You haven't told us your reasons for doubting it, so that's hard to answer. But neither "communism" or "democracy" is a sufficiently well-defined concept to be of any use for the important question you want to raise. First, it's essential to distinguish between the historical governments that described themselves (or were described by others) as "communist" (or whatever) and what "communism" might have meant before or after that as an aspiration or a political or social ideal, or even just as a description. These are entirely different things and often have no relation to each other at all. Second, there is the question about which features of a given society "matter" in the sense that they actually characterize how the society "works," i.e. that they influence other parameters in a society and determine what happens in it, how people are treated, how rich they are, etc. Insofar as we know anything about this at all, such outcomes generally have little to do with the extremely crude terms generally used to describe political and economic systems: liberal democracy, fascism, capitalism, authoritarianism, dictatorship, oligarchy, and so on.

You would think, since this subject is of such extreme importance for human welfare, and of such intense concern e.g. to all the many people who have strong political opinions, that there would be an academic subject, or a discipline out there somewhere, in which a more rigorous and empirically defensible classification system or taxonomy of institutional configurations could be found, and in which the outcomes of the various configurations so defined were compared in terms of, say, individual autonomy, wealth, life expectancy, adaptability to change or migration, quality of life, social conflict, and so on. But no, there is no such thing! The closest thing we have are the very tentative gropings in development economics, in the theory of economic growth, and in the corresponding parts of economic history, to study the institutional contexts of growth and development, the distributional and welfare consequences of those institutional frameworks, and such things. On the surface the conceptual sophistication of these studies can appear to be quite advanced; economists who engage with these questions employ evolutionary game theory and other dynamic modelling resources, but actually the models, so far at least, have little or no empirical traction. In fact, our empirical knowledge of institutional systems is appallingly thin; as I said, we don’t even have a way of characterizing different systems, though we do know that some past and present societies worked very differently from each other in specifiable ways. But very few people are even working on this stuff, and the effective conceptual sophistication of the study of institutions hasn’t really advanced beyond the third book of Hume’s Treatise (I do agree with Russell Hardin that Hume was way ahead of his time, but that doesn't excuse our abject ignorance two or three centuries later).

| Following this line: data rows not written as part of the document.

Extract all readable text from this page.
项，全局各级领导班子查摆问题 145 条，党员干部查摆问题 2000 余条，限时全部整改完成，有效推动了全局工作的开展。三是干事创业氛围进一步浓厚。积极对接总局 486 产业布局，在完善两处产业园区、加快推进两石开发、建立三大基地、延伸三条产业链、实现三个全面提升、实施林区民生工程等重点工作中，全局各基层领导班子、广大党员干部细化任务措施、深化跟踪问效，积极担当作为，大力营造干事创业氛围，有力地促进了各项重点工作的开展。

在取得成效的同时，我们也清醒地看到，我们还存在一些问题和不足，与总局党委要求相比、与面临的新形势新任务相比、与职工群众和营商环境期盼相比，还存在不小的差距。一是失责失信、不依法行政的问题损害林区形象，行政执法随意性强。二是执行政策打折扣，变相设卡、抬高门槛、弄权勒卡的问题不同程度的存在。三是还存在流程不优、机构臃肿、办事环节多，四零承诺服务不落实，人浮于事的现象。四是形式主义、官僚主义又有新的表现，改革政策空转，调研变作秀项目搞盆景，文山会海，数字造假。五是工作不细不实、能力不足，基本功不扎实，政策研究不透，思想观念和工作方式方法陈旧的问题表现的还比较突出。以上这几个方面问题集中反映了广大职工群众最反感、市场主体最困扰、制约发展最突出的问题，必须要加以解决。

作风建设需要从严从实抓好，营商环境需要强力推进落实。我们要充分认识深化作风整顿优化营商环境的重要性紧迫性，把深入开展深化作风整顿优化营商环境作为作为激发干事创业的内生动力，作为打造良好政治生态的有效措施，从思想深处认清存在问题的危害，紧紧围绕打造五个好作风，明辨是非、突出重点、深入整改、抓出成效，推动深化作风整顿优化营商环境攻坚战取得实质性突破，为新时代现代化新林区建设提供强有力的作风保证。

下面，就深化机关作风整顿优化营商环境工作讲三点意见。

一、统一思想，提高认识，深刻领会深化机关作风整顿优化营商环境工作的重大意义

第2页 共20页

You might well think this a scandal, and you would be right. Why aren’t people working on these questions that are of such urgent and obvious importance to human life? Why aren’t these questions at the very center of academic discussion? Well, partly it’s a typically academic pathology: economists are rewarded for doing theory, not empirical work, and historians are not interested in economic or institutional history any more. Economic history, until a decade or two ago, was a central and respectable part of the academic discipline of history, but that has largely died out; economic history is now done almost entirely by economists. And economists simply can’t afford the detailed and painstaking (and partly qualitative) empirical work that is required to figure out how a local or regional society actually works, because that kind of work doesn’t get you even into the economic history journals these days (which are now all run by economists), let alone the mainstream economics journals you need to publish in to get a job in a good department. So in the near term, at least, there is little hope that the situation will improve.